Innovative thinking key to media and marketing success18 August, 2016 / Articles
When it comes to innovation, it’s essential to define the problem you want to solve. This can be tough: you have to choose an area where your innovations will excel and define it with precision.
That’s easy, you might say – our company has an innovation department. Well, no – innovation departments tend to invent solutions to problems that don’t exist, because the managers running them get paid to invent, not define problems that need to be solved. They keep inventing and inventing, but very often there are no problems behind their solutions.
And that’s the thing, innovation is not invention. The former is a cultural mindset embedded in an organisation. The latter refers to a one-off event. Innovation is more difficult to achieve and sustain over time.
Steve Jobs was once asked about the magic formula behind Apple’s phenomenal ability to innovate. He replied: “It’s easy. We take a product that already exists and that we really hate – let’s say a phone – and we think about how to make something we can love.” Obviously Mr Jobs was not thinking about marginal improvements. He was thinking about total redesign, which is why his company surprised the world time and time again.

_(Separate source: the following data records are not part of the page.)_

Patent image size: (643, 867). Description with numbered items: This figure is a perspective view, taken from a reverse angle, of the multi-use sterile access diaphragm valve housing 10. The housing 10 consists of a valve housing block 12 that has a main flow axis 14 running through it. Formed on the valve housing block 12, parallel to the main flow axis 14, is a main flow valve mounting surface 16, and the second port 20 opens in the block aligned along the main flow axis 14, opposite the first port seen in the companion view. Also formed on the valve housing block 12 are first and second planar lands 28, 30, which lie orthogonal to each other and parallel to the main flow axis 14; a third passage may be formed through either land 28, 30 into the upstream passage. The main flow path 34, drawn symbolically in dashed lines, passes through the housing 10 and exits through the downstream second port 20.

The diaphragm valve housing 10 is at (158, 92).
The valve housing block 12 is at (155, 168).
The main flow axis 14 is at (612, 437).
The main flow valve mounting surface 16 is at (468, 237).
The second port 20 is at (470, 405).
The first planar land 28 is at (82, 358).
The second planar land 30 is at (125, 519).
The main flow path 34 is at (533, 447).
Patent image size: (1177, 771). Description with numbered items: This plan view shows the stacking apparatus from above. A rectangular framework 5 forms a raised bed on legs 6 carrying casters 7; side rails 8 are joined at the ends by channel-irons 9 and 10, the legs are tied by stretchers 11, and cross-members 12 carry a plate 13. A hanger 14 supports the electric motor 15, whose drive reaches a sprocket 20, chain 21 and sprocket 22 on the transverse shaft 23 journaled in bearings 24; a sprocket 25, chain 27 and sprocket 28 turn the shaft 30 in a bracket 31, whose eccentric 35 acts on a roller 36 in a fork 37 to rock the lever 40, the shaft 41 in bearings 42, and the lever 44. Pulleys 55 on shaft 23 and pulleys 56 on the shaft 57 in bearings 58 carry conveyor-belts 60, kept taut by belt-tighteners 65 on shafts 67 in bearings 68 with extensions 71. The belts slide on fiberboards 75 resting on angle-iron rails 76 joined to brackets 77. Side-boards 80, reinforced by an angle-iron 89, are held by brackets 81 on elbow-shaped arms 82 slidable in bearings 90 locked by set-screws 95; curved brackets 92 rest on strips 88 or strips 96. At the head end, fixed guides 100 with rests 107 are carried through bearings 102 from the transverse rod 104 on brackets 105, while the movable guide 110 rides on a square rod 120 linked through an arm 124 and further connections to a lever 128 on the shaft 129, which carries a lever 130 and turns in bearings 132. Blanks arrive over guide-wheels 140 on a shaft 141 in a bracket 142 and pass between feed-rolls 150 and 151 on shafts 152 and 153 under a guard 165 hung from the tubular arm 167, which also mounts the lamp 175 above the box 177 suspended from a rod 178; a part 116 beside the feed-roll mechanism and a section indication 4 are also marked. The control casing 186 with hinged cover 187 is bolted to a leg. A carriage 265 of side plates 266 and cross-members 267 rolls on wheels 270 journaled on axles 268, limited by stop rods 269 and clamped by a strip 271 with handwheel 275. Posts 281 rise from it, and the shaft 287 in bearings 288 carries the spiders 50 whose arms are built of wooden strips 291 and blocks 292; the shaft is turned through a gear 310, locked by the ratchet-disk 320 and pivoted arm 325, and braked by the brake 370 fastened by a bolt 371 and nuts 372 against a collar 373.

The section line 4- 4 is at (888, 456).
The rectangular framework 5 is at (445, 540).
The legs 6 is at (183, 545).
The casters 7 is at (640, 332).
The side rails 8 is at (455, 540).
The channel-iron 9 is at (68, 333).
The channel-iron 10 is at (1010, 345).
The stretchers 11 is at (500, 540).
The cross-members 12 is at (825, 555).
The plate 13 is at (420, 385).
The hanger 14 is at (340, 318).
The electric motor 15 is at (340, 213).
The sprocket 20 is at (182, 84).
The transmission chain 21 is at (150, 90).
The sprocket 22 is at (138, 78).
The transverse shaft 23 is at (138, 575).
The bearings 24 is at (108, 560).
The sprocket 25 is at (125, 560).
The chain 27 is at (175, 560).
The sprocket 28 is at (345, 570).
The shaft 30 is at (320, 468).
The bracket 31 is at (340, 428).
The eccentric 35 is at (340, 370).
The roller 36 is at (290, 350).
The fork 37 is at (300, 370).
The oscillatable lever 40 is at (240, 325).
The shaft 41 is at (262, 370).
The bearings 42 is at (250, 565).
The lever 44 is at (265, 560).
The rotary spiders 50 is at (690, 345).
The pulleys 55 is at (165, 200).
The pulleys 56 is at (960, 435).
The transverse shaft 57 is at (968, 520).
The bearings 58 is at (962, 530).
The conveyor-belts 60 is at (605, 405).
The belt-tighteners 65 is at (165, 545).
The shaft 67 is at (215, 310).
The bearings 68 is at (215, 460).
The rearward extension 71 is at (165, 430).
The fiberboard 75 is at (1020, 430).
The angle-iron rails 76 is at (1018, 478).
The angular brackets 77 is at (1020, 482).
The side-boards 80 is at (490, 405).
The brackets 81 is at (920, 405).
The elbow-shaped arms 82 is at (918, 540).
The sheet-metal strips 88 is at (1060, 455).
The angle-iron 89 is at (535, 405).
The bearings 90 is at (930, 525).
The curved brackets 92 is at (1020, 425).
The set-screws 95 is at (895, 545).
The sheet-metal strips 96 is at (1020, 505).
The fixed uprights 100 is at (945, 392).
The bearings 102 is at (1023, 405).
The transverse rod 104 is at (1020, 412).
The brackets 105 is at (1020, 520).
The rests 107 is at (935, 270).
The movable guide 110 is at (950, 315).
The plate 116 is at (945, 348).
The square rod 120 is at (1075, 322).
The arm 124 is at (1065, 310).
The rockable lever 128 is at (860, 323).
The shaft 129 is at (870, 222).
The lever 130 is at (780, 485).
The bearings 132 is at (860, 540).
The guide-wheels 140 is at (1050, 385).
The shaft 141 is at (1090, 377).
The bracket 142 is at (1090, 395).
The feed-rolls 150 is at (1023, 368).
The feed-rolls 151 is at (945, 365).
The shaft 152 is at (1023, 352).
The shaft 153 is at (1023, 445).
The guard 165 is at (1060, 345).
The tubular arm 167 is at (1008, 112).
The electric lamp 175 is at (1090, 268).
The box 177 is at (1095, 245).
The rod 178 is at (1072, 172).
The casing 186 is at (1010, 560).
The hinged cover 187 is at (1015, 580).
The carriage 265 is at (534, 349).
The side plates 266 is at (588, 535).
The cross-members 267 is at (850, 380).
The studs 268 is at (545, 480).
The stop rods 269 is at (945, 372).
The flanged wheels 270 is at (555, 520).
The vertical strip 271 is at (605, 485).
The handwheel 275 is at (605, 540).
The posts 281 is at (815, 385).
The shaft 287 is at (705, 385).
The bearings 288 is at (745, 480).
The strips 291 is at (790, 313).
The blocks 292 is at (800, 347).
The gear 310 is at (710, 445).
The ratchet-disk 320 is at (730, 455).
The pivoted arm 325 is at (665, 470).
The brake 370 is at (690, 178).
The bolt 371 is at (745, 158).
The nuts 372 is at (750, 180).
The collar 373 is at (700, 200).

So how can your brand, agency or tech company create surprise? Here are some good ways to increase the chances of generating effective innovation:
- Look at the old stuff and apply modern thinking
A lot of innovations are right in front of our eyes, just waiting to be unearthed. They don’t require any new technology; they just require an application of what’s already widely available.
Nestlé did it when it commercialised instant coffee – then again when it launched Nespresso. Until then, the only way to have an espresso at home was to buy whole-bean coffee, grind it (or buy it ground), put it in the coffee maker, wait for the water to boil and brew the coffee. Now you just need to buy a Nespresso machine, order your favourite coffee variety in cartridges – and voilà: a custom espresso in 10 seconds.
- Use a “stage-gate” approach
This is a very useful way to put innovation into operation at your company. In its simpler form, stage-gate is a process that filters innovation and brings good ideas to life quickly and resourcefully. It’s another way to get disciplined about innovation.
First, you select a multidisciplinary team with explicit decision-making authority (which implies the right level of team member seniority). That team is responsible for defining the problems to be solved, gathering ideas from within the organisation, selecting the best ideas and assigning responsibilities within the organisation to move the ideas forward, as well as allocating the necessary resources to make them happen.
The team is also in charge of evaluating each idea’s progress and approving its further development in subsequent phases, from conception to prototype development to validation, testing and fine-tuning – and from there, to full production. These phases are the “stage-gates” and the team must decide whether a project can continue to the next phase/gate or not.
- Bust-up silos
It’s easier said than done, but organisational silos are probably the single biggest obstacle to effective innovation. Because powerful innovation requires breakthroughs in lots of different business areas, collaboration is key.
But innovation is often seen as a scary topic that spurs an instant rejection along the lines of: “If that project moves forward and is successful, will I lose my job?” A good way to break silos is to use the “stage-gate” approach (see above). In the end, though, nothing replaces a manager’s personal leadership when it comes to breaking down company silos.
- Calculate the financials of ideas early on
This is key to avoid wasting everybody’s time on bad ideas, but it also helps to push powerful ideas forward and prioritise them. At the end of the day, businesses exist to make money. Innovation is just a way to help make more money.
Don’t be afraid to develop assumptions when generating the financial scenarios, or (worse) fall back on the excuse that you don’t have all the data to make the financials. If you use realistic assumptions and your model doesn’t fly financially, move on to the next thing. Also, make sure you attach a probability factor of success to each project to weigh the net financial outcome. Risk factors should change as the project progresses.
- There’s always a better way
At times and in retrospect, a “better way” is surprisingly obvious. However, unless you instil a “better way” philosophy in your people, you will never move the needle. Innovation is about questioning conventions and finding a better way to deliver services or solve specific people’s needs. Unless you believe that there’s always a better way, innovation will not become a pivotal part of your business.